Charlotte Pudlowski, mis à jour le 12.10.2013 à 13 h 13

En lice pour le Goncourt et le Femina, Boris Razon signe avec Palladium son premier roman. Une plongée épique dans les bas-fonds de l’inconscient. Il s’est entretenu avec Slate.

Boris Razon, par Julien Falsimagne.

Boris Razon, par Julien Falsimagne.

La première fois que j’ai vu Boris Razon, j’étais élève à l’école de journalisme de Sciences-Po. Sa réputation le précédait: normalien, rédacteur en chef du Monde.fr à 26 ans, de cette génération de journalistes ayant d’emblée compris l’importance du Web. Il est rentré dans la salle de classe, barbe de trois jours, look Edouard Baer, démarche zigzagante, aidé d’une canne. Il s’est assis et les élèves ont découvert une  trace de trachéotomie à la base du cou. Sa diction était légèrement altérée par un reste de paralysie faciale. On s’est demandé qui était ce type dont on découvrait l’intelligence aigue, ce qui lui était arrivé. On n’en sut rien. Jusqu'à cette rentrée littéraire 2013. C'est un homme pudique. L'écrivain l'est beaucoup moins.
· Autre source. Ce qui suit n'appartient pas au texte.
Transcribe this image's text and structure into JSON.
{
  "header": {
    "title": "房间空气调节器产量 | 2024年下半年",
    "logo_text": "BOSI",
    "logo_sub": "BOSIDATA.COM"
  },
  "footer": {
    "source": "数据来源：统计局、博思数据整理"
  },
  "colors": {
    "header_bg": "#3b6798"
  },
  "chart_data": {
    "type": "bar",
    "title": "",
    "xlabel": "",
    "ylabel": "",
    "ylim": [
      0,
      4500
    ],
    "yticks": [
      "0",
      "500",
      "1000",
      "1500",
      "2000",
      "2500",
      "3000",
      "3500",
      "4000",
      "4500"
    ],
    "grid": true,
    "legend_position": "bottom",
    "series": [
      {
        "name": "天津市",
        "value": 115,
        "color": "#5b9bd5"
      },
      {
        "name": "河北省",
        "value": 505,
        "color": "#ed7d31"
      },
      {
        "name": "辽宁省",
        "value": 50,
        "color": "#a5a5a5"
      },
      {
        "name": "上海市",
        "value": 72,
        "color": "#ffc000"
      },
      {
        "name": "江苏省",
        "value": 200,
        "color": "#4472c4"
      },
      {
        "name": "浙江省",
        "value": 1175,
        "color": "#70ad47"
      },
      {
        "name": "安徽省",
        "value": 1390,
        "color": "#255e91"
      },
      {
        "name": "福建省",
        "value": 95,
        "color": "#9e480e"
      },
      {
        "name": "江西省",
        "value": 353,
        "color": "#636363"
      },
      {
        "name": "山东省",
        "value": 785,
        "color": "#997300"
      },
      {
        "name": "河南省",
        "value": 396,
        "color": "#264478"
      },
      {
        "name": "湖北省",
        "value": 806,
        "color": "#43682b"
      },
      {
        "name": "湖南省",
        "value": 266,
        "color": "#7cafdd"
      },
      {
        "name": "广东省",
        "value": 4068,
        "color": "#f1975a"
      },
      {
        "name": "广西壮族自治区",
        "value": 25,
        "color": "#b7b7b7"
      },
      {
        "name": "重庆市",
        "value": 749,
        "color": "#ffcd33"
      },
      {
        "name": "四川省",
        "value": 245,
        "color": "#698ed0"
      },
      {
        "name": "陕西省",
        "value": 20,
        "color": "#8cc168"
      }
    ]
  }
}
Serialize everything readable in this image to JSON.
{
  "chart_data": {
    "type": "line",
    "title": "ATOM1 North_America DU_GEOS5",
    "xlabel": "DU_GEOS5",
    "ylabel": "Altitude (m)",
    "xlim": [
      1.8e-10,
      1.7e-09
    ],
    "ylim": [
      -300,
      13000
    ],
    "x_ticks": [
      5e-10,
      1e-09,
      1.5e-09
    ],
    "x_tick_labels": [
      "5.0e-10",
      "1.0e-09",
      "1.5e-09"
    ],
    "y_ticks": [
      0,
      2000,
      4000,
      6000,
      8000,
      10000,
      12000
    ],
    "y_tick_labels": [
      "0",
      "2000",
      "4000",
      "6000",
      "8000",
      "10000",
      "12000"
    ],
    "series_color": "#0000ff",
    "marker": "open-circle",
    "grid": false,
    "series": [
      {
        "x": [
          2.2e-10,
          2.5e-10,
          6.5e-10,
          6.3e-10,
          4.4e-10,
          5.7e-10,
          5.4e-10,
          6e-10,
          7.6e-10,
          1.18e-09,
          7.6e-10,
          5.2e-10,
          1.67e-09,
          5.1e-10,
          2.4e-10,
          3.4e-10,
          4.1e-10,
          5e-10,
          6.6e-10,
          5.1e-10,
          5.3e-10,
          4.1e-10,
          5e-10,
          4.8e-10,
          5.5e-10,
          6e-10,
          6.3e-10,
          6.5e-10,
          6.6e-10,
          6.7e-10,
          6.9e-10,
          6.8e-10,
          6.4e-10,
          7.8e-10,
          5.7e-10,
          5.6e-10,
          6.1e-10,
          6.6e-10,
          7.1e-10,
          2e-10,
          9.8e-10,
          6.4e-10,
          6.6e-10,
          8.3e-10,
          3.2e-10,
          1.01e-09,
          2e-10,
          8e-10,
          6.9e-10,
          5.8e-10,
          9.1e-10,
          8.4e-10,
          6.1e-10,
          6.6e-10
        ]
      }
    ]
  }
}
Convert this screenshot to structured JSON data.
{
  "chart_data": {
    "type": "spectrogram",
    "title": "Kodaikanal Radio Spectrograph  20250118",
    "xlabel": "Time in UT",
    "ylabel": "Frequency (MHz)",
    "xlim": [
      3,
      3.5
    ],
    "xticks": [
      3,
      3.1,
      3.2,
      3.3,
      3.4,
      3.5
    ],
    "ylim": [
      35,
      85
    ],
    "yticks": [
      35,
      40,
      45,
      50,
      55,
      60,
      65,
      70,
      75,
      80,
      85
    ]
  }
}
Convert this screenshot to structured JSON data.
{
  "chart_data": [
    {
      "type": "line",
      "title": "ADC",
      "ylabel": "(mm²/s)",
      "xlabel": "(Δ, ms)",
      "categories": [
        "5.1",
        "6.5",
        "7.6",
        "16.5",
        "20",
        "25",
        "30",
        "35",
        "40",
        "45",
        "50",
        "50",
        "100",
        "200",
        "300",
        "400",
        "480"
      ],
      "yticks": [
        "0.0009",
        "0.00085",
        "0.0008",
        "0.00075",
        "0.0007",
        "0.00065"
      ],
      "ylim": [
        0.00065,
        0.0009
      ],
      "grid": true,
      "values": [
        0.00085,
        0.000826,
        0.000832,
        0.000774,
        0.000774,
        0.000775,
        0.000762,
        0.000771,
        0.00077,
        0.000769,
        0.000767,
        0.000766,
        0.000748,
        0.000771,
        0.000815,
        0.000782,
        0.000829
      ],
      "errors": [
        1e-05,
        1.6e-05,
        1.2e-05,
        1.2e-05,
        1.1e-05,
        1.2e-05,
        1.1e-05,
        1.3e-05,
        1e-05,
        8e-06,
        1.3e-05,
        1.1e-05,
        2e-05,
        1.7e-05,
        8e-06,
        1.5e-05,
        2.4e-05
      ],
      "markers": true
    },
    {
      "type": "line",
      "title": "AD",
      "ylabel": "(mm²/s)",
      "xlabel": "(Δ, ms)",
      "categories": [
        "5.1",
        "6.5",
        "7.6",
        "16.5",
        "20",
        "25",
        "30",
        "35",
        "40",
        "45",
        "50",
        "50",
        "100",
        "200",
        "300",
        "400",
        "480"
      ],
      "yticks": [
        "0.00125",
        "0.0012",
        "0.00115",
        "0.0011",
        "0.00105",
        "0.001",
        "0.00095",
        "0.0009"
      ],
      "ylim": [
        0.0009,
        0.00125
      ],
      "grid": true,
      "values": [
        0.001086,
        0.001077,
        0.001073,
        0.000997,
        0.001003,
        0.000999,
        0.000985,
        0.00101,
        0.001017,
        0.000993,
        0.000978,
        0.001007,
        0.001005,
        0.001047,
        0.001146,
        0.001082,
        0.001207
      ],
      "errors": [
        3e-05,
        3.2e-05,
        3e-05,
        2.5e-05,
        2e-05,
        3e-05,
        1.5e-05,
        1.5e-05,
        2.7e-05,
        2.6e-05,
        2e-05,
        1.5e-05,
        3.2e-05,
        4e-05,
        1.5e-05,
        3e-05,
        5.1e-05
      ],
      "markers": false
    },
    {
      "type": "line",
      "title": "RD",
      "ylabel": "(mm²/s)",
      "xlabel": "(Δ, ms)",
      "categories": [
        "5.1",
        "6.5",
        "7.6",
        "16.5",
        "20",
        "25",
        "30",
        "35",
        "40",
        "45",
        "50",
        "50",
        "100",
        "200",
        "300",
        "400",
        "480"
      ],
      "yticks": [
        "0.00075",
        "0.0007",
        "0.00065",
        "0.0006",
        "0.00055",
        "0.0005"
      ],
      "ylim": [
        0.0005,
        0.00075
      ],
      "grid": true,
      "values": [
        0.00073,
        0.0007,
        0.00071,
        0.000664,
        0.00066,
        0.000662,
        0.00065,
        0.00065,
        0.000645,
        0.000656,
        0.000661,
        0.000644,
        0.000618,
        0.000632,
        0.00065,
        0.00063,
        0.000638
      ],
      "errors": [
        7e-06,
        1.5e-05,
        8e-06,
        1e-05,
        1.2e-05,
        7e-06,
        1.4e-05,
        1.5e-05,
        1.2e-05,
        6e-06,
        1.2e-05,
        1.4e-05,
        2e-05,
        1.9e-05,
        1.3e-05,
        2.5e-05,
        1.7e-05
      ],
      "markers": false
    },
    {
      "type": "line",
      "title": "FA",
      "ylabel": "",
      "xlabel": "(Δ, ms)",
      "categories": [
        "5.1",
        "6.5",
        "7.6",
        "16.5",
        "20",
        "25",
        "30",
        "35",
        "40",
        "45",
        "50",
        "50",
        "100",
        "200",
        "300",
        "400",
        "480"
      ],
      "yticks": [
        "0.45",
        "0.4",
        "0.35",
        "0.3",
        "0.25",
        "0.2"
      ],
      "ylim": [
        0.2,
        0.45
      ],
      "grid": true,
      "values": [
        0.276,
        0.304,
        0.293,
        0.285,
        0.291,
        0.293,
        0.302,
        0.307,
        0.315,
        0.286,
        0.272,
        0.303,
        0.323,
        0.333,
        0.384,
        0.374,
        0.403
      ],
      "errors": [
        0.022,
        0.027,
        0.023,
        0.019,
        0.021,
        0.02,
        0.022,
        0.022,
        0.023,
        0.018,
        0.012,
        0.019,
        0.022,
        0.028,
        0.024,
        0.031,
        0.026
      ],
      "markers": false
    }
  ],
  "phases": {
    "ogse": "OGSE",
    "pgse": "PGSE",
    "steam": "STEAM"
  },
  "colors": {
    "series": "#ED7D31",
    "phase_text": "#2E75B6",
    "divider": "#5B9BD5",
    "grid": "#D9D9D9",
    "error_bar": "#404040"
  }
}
Quand Stock a annoncé la sortie de Palladium, roman que Jean-Marc Roberts avait choisi d’éditer, et qu’il aurait porté s’il n’était mort avant, beaucoup de journalistes (Boris Razon est connu dans la presse, a fortiori dans la presse web) ont éprouvé une même curiosité: qu’était-il arrivé à cet homme? Cela a sans doute aidé à susciter un intérêt rapide et assez vaste pour ce premier roman, dès avant sa parution. 

Les drôles de vacances

Cette curiosité là, Boris Razon, assis dans son bureau de France Televisions, où il dirige désormais le «transmédia» et les «nouvelles écritures», dit qu’il ne l’imaginait pas: «Je n’avais pas anticipé un tel écho médiatique. Les gens qui me connaissent bien savent ce qui m’est arrivé. Mais ce que je raconte-là je ne l’ai jamais raconté à personne avant. Ça, personne ne pouvait en avoir la curiosité, car on ne pouvait même pas se douter que ça existait».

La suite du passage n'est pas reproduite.